Esta fue  la manera de «evangelizar» de nuevo el califato, muy propia  de los fundamentalismos de todas las épocas y nada respetuosa  con la libertad de las conciencias, ni con el respeto  a la dignidad de las personas.

Fándila es el primer mártir que cae bajo el reinado de Muhamad I que endureció la persecución sobre los cristianos, ya comenzada por su padre Abderraman II. Eulogio utiliza los términos más dramáticos en su descripción de los hechos. “Mientras nos insultaban con semejantes escarnios y con estas burlas fatigaban nuestra miseria, casi consumada por los desastres (...)" , y califica a Fándila como "un joven muchacho, loable por la honestidad de su vida, un presbítero santo y temeroso de Dios" que, "fue el primero que, en medio de estas muertes y crueles peligros abrió la puerta a la posibilidad de ejercitar el martirio bajo el mandato de este tirano” (1).

 

Nació en Guadix, se trasladó Córdoba (España) para estudiar, y muy pronto se encaminó hacia la vida religiosa en el monasterio de Tábanos, donde permaneció durante algún tiempo bajo la dirección del abad Martín. Los monjes del monasterio del Salvador, “que está situado no lejos de la ciudad de Córdoba, en la parte sur, al pie de la cima de la Miel” (2), pidieron que fuera a su monasterio como abad. Fándila, hombre de gran humildad no accedió hasta que así se lo mandó su propio abad, presionado por la insistencia de los monjes del Salvador. Allí aumenta su fama de santidad por la asiduidad a la oración y la intensidad de ayunos y mortificaciones.
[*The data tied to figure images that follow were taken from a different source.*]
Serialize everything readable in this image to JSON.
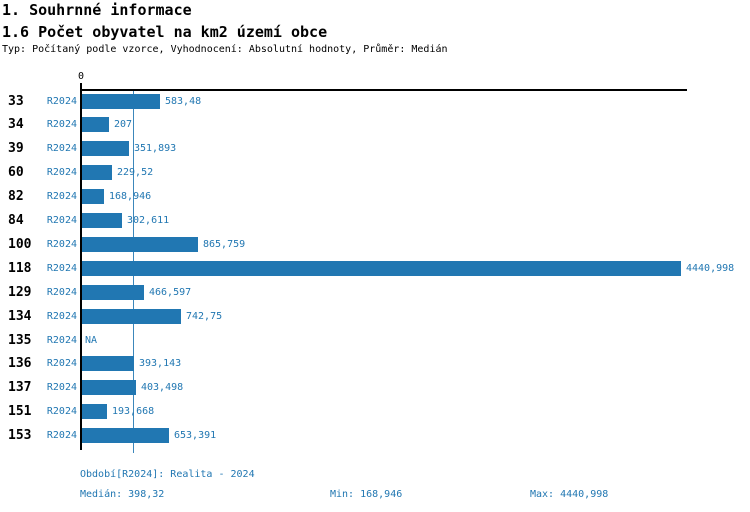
{
  "header": {
    "section_title": "1. Souhrnné informace",
    "chart_title": "1.6 Počet obyvatel na km2 území obce",
    "subtitle": "Typ: Počítaný podle vzorce, Vyhodnocení: Absolutní hodnoty, Průměr: Medián"
  },
  "colors": {
    "accent": "#2177b2",
    "median_line": "#3c87bb",
    "axis": "#000000",
    "background": "#ffffff",
    "category_text": "#000000"
  },
  "chart_data": {
    "type": "bar",
    "orientation": "horizontal",
    "title": "1.6 Počet obyvatel na km2 území obce",
    "series_label": "R2024",
    "axis_zero_label": "0",
    "categories": [
      "33",
      "34",
      "39",
      "60",
      "82",
      "84",
      "100",
      "118",
      "129",
      "134",
      "135",
      "136",
      "137",
      "151",
      "153"
    ],
    "values": [
      583.48,
      207,
      351.893,
      229.52,
      168.946,
      302.611,
      865.759,
      4440.998,
      466.597,
      742.75,
      null,
      393.143,
      403.498,
      193.668,
      653.391
    ],
    "value_labels": [
      "583,48",
      "207",
      "351,893",
      "229,52",
      "168,946",
      "302,611",
      "865,759",
      "4440,998",
      "466,597",
      "742,75",
      "NA",
      "393,143",
      "403,498",
      "193,668",
      "653,391"
    ],
    "xlim": [
      0,
      4440.998
    ],
    "median": 398.32,
    "min": 168.946,
    "max": 4440.998,
    "grid": false,
    "legend_position": "none",
    "median_line_shown": true
  },
  "footer": {
    "period": "Období[R2024]: Realita - 2024",
    "median": "Medián: 398,32",
    "min": "Min: 168,946",
    "max": "Max: 4440,998"
  }
}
Un día se presentó ante el Juez con aire resuelto, le predicó el Evangelio, censuró a su profeta, y declaró que su comunidad, si no se arrepentía y aprendía su piadosa fe, expiaría su culpa "con los vengadores fuegos de los castigos" (3). Como consecuencia de estas declaraciones fue arrojado a la cárcel, estrechado con cadenas y atenazado en las celdas de los ladrones, y después fue decapitado el 13 de junio del año 853.

Su cuerpo exánime  fue colgado en un palo al otro lado del río.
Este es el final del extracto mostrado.